Question

graph each equation.

1. \\(\dfrac{x^2}{4} + \dfrac{y^2}{9} = 1\\)

coordinate plane grid with x from -8 to 8 and y from -8 to 8, axes labeled x and y

Explanation:

Step1: Identify the conic section

The equation \(\frac{x^{2}}{4}+\frac{y^{2}}{9} = 1\) is in the standard form of an ellipse \(\frac{x^{2}}{b^{2}}+\frac{y^{2}}{a^{2}}=1\) (since \(a^{2}=9\) and \(b^{2}=4\), and \(a > b\), so it is a vertical ellipse centered at the origin \((0,0)\)).

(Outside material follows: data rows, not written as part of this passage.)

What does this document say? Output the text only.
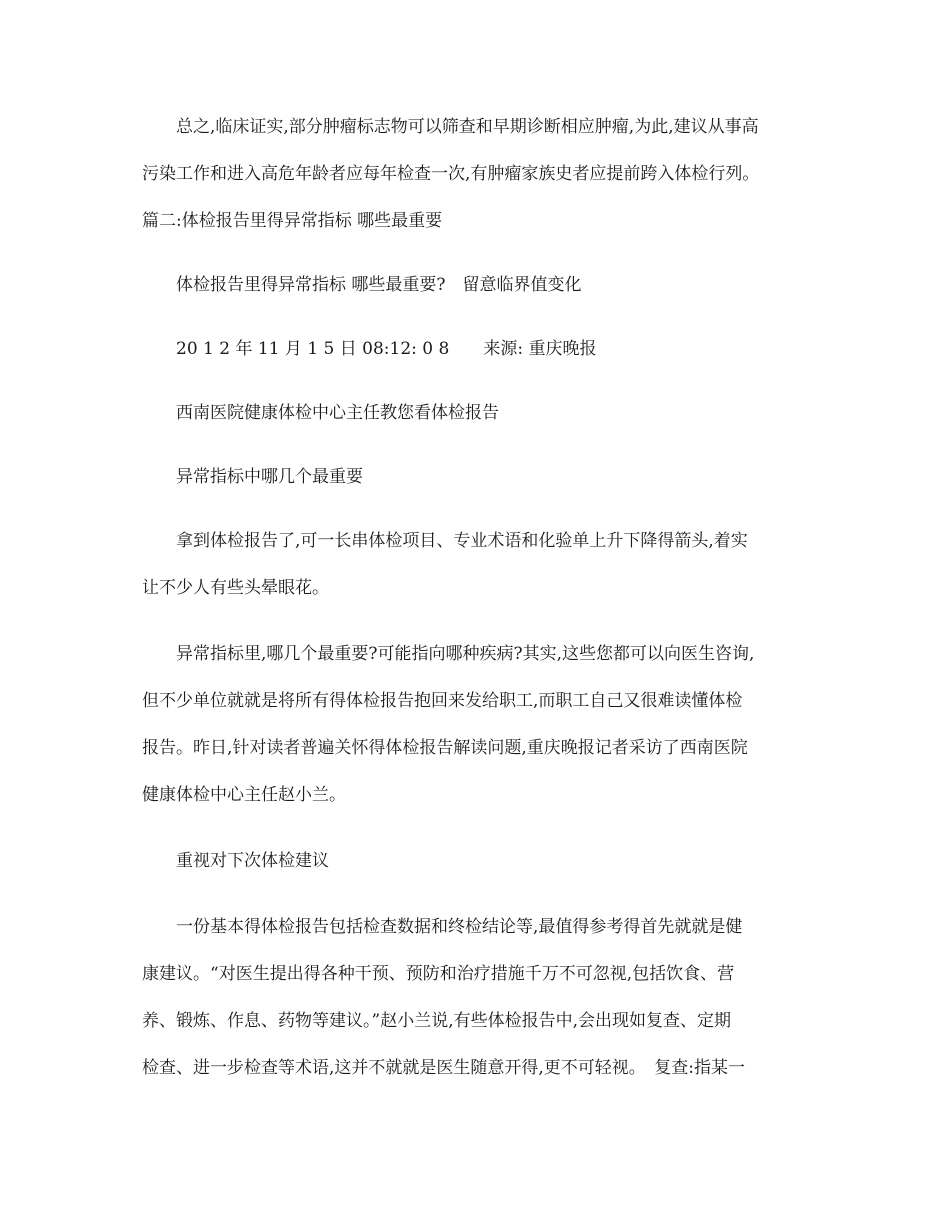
总之,临床证实,部分肿瘤标志物可以筛查和早期诊断相应肿瘤,为此,建议从事高

污染工作和进入高危年龄者应每年检查一次,有肿瘤家族史者应提前跨入体检行列。

篇二:体检报告里得异常指标 哪些最重要

体检报告里得异常指标 哪些最重要?　留意临界值变化

20 1 2 年 11 月 1 5 日 08:12: 0 8　　来源: 重庆晚报

西南医院健康体检中心主任教您看体检报告

异常指标中哪几个最重要

拿到体检报告了,可一长串体检项目、专业术语和化验单上升下降得箭头,着实

让不少人有些头晕眼花。

异常指标里,哪几个最重要?可能指向哪种疾病?其实,这些您都可以向医生咨询,

但不少单位就就是将所有得体检报告抱回来发给职工,而职工自己又很难读懂体检

报告。昨日,针对读者普遍关怀得体检报告解读问题,重庆晚报记者采访了西南医院

健康体检中心主任赵小兰。

重视对下次体检建议

一份基本得体检报告包括检查数据和终检结论等,最值得参考得首先就就是健

康建议。“对医生提出得各种干预、预防和治疗措施千万不可忽视,包括饮食、营

养、锻炼、作息、药物等建议。”赵小兰说,有些体检报告中,会出现如复查、定期

检查、进一步检查等术语,这并不就就是医生随意开得,更不可轻视。　复查:指某一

Step2: Find the vertices and co - vertices

For a vertical ellipse \(\frac{x^{2}}{b^{2}}+\frac{y^{2}}{a^{2}}=1\):

• The length of the semi - major axis \(a=\sqrt{9}=3\), so the vertices are at \((0,\pm a)=(0, 3)\) and \((0,- 3)\).
• The length of the semi - minor axis \(b = \sqrt{4}=2\), so the co - vertices are at \((\pm b,0)=(2,0)\) and \((- 2,0)\).

Step3: Plot the points

Plot the vertices \((0,3)\), \((0, - 3)\) and the co - vertices \((2,0)\), \((-2,0)\) on the coordinate plane. Then, draw a smooth curve connecting these points to form the ellipse.

Answer:

The graph is an ellipse centered at the origin with vertices at \((0,\pm3)\) and co - vertices at \((\pm2,0)\) (the actual drawing involves plotting these points and connecting them with a smooth elliptical curve).